他每日要想的很多,夏为仪也没多问,拉着他坐下,请教方才没看明白的地方。

她刚才看的是关于赈灾的部分,里面说若当地有豪绅愿意给银子,换取更好的生活条件和物资,问是否要答应。

书里给的答案是否。

她家是从商的,从商人的角度,这是笔生意,而且是暴利,自然要做。而且有了银子能买更多粮食,救助更多的人。

萧衍大致看了眼,道:

“向来不患寡而患不均,若在平日,平民和豪绅相距甚远,接触不到彼此的生活,但需要赈灾时,且连豪绅都需要寻求帮助,说明两者几乎处于同一层面,这时候彼此不再透明。

若进行金钱交易,普通灾民心中会有不平衡,甚至会觉得自己随时可能被舍弃,从而导致暴乱。至于银子能不能帮更多人,他们并不关心。

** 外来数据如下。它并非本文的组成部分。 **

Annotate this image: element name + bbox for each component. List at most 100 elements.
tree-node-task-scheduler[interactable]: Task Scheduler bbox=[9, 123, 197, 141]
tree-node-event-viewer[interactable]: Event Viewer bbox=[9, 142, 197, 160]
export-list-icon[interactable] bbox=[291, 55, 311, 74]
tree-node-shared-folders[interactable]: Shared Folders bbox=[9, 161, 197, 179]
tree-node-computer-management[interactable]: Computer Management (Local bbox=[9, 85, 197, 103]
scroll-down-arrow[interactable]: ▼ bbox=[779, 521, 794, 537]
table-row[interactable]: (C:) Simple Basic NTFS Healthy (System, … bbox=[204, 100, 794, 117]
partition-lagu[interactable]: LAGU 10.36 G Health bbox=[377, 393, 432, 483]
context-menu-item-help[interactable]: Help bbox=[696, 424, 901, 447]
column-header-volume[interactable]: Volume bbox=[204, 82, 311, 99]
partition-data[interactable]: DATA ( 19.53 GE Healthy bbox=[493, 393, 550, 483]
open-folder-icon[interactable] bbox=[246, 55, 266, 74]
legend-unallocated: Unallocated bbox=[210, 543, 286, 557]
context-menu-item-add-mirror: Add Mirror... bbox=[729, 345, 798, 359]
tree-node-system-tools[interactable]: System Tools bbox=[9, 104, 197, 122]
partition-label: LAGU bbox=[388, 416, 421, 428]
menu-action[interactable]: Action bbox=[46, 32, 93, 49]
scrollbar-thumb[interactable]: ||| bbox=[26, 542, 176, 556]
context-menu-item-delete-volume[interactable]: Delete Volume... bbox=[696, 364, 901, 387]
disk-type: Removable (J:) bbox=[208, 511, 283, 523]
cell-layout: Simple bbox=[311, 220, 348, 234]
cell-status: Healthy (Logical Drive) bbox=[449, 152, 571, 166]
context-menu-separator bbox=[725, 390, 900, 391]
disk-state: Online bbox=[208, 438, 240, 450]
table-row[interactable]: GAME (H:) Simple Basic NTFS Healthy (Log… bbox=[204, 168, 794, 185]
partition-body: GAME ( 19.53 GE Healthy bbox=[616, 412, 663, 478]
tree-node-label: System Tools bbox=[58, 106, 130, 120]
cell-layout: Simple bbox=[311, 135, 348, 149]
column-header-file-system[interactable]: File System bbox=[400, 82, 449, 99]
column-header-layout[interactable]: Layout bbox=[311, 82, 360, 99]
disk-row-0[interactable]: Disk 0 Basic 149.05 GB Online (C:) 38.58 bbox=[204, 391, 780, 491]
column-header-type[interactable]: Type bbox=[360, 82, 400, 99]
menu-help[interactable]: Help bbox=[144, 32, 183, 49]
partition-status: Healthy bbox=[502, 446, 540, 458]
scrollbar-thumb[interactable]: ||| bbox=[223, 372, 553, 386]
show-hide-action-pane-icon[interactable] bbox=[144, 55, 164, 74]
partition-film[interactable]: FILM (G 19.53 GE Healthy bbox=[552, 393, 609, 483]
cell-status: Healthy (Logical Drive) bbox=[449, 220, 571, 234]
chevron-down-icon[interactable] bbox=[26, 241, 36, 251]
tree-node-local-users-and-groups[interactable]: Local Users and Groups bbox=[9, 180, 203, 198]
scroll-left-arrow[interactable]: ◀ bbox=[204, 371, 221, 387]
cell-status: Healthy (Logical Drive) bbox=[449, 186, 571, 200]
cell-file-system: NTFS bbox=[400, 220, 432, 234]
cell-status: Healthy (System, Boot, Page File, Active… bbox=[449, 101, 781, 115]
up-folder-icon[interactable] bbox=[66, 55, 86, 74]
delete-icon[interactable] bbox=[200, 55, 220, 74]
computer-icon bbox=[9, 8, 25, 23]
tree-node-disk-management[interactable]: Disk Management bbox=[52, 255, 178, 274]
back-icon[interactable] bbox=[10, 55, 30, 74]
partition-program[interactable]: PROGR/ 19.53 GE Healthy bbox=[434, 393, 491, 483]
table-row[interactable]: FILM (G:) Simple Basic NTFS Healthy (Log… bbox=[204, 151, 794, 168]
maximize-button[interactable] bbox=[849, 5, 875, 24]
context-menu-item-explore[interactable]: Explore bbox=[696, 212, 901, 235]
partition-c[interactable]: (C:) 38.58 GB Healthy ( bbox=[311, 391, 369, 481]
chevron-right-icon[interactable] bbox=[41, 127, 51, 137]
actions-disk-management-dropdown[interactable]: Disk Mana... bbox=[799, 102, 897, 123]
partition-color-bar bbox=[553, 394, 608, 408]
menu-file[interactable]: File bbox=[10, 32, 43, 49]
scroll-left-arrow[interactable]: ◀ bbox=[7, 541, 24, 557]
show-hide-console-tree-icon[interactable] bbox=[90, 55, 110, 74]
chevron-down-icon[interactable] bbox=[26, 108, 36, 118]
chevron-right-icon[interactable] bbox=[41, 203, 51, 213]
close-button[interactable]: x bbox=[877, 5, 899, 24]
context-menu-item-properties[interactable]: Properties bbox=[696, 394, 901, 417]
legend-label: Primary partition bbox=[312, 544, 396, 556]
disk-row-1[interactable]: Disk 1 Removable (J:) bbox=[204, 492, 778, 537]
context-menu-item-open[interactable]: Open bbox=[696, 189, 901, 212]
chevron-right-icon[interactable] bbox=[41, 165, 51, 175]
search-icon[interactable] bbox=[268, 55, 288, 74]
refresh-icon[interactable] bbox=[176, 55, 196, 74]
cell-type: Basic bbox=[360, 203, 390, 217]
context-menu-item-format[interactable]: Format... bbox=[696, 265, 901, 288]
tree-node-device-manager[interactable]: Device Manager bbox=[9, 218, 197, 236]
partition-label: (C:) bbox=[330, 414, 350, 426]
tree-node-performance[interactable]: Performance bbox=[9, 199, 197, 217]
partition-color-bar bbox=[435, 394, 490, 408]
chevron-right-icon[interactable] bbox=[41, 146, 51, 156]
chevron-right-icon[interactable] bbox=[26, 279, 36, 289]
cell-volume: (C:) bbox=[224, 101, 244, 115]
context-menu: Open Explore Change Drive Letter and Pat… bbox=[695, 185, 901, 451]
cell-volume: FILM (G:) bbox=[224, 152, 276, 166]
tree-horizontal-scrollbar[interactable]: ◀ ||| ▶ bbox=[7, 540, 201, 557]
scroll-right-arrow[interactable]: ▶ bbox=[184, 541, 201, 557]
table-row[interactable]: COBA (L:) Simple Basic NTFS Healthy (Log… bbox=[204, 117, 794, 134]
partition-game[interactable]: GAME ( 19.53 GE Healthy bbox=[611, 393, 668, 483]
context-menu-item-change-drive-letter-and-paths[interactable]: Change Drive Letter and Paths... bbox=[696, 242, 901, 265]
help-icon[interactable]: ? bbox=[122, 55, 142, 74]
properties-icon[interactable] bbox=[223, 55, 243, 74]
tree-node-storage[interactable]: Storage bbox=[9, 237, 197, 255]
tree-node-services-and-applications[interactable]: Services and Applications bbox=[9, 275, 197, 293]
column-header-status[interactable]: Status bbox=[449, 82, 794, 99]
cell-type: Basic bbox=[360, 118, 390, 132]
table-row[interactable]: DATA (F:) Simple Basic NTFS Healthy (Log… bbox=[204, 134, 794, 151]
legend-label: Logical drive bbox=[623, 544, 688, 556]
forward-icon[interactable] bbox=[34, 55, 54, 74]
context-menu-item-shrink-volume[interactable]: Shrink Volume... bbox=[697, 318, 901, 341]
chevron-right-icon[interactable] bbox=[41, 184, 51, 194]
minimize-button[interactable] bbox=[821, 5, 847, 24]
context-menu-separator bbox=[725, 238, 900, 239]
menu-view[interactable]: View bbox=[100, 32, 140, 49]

其实书里也不全对,豪绅掌握当地资源,若让豪绅签订契约,灾后割舍资源,让利于百姓和朝廷……”

夏为仪点点头,将书放下,拿笔记下他说的话。

“公主最近越发勤奋了。”

冷不丁一句让夏为仪好似回到读书的时候。

她好想叫他一句“老师”,不过不是现在。

“你少调侃我。”说着看向他手里的书,“你又给我带什么书了?”

他把书拿出来:“打发时间的话本,有些意思,公主可以看看放松一下。”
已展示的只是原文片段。